Keytruda has gone on a recent approval spree, too, adding a nod in microsatellite instability-high cancer, netting a bladder cancer green light and bagging a priority review in stomach cancer. 
RELATED: With ASCO data tallied, Bristol-Myers loses ground to Merck in I-O field
That’s not to say Opdivo hasn’t chalked up regulatory wins of its own. For one, the med snagged a priority review in liver cancer in May. But lately, new Keytruda data has prompted industry watchers to ask whether Bristol is “falling behind”; in a post-ASCO article, Barron’s wrote that “in the near-term the fight is uphill” for the New Jersey drugmaker.
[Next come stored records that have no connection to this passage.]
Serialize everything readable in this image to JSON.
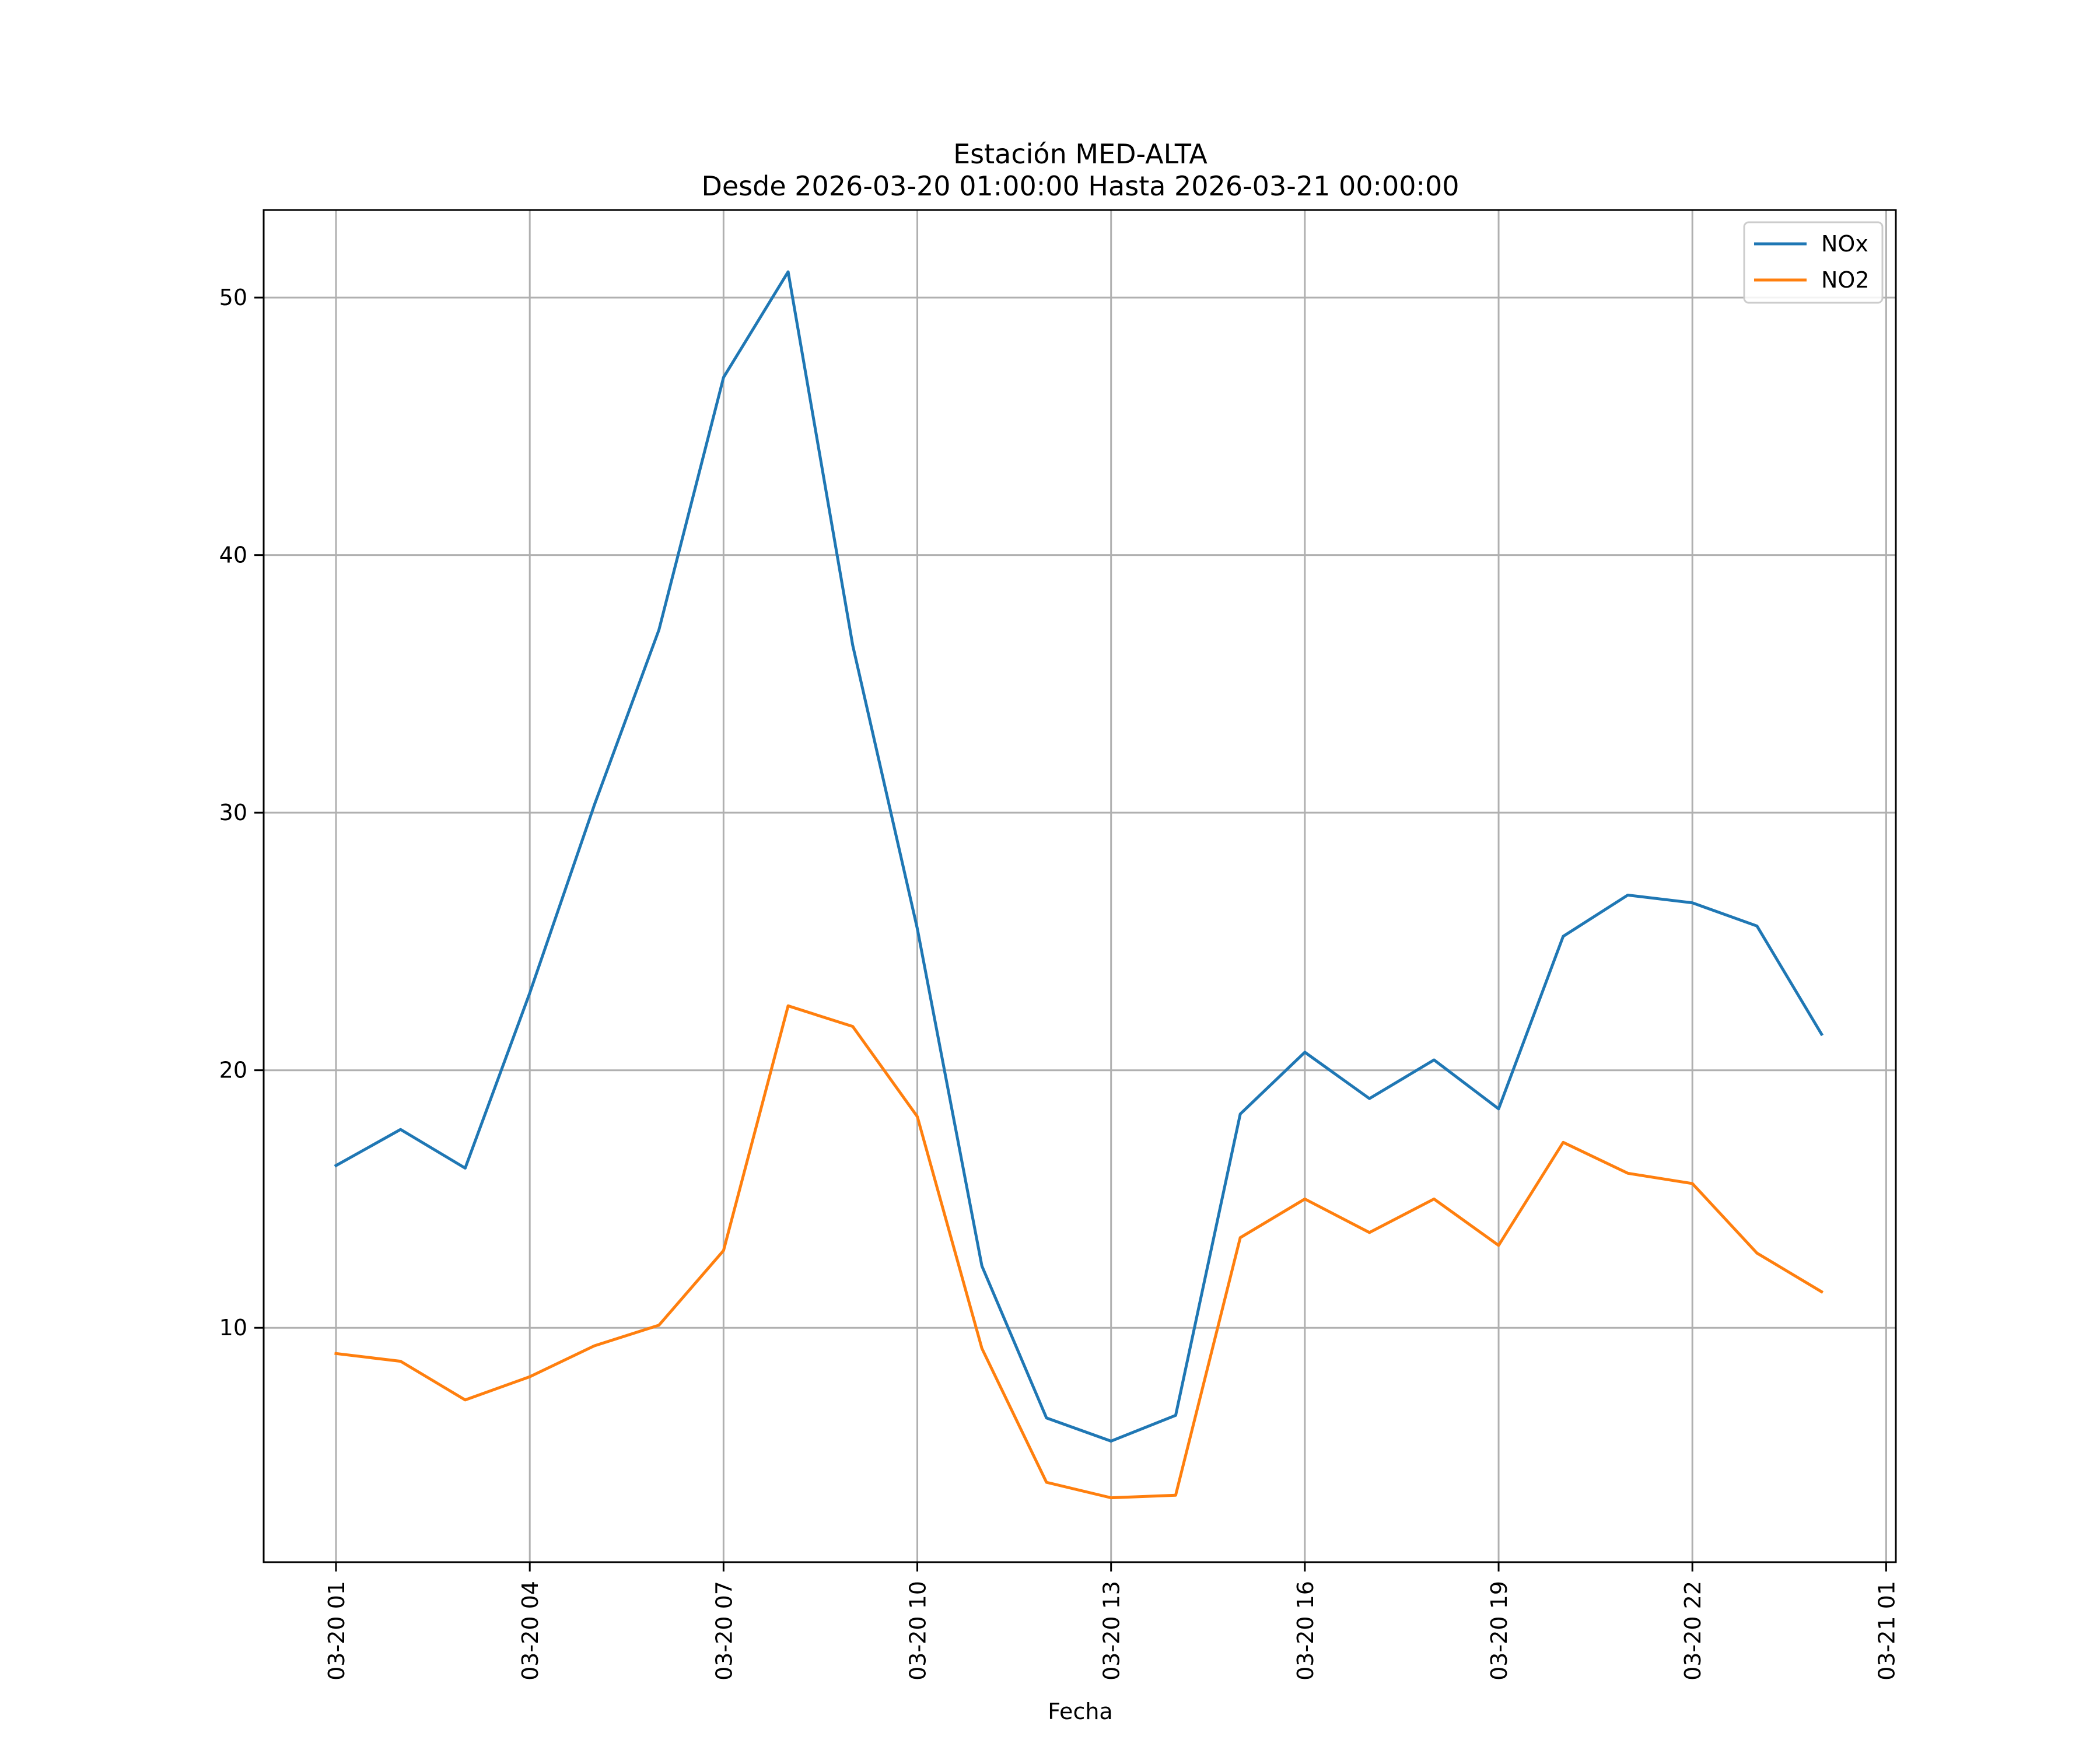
{
  "chart_data": {
    "type": "line",
    "title": "Estación MED-ALTA",
    "subtitle": "Desde 2026-03-20 01:00:00 Hasta 2026-03-21 00:00:00",
    "xlabel": "Fecha",
    "ylabel": "",
    "x_hours": [
      1,
      2,
      3,
      4,
      5,
      6,
      7,
      8,
      9,
      10,
      11,
      12,
      13,
      14,
      15,
      16,
      17,
      18,
      19,
      20,
      21,
      22,
      23,
      24
    ],
    "xlim": [
      -0.12,
      25.15
    ],
    "ylim": [
      0.9,
      53.4
    ],
    "xticks": [
      {
        "hour": 1,
        "label": "03-20 01"
      },
      {
        "hour": 4,
        "label": "03-20 04"
      },
      {
        "hour": 7,
        "label": "03-20 07"
      },
      {
        "hour": 10,
        "label": "03-20 10"
      },
      {
        "hour": 13,
        "label": "03-20 13"
      },
      {
        "hour": 16,
        "label": "03-20 16"
      },
      {
        "hour": 19,
        "label": "03-20 19"
      },
      {
        "hour": 22,
        "label": "03-20 22"
      },
      {
        "hour": 25,
        "label": "03-21 01"
      }
    ],
    "yticks": [
      10,
      20,
      30,
      40,
      50
    ],
    "grid": true,
    "legend_position": "top-right",
    "series": [
      {
        "name": "NOx",
        "color": "#1f77b4",
        "values": [
          16.3,
          17.7,
          16.2,
          23.0,
          30.3,
          37.1,
          46.9,
          51.0,
          36.5,
          25.5,
          12.4,
          6.5,
          5.6,
          6.6,
          18.3,
          20.7,
          18.9,
          20.4,
          18.5,
          25.2,
          26.8,
          26.5,
          25.6,
          21.4
        ]
      },
      {
        "name": "NO2",
        "color": "#ff7f0e",
        "values": [
          9.0,
          8.7,
          7.2,
          8.1,
          9.3,
          10.1,
          13.0,
          22.5,
          21.7,
          18.2,
          9.2,
          4.0,
          3.4,
          3.5,
          13.5,
          15.0,
          13.7,
          15.0,
          13.2,
          17.2,
          16.0,
          15.6,
          12.9,
          11.4
        ]
      }
    ]
  }
}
Meanwhile, the two are hardly alone on the immuno-oncology front. Bristol-Myers' Yervoy, the first-ever approved immunotherapy, still holds a 15% piece of the pie, Fernandez said, good for the No. 3 spot. Roche’s Tecentriq, first approved last May in bladder cancer, “has remained steady at 7% market share since the beginning of 2017,” he wrote, while Bavencio and Imfinzi—brand-new meds from the Pfizer-Merck KGaA team and AstraZeneca, respectively—have so far “achieved only a nominal share.”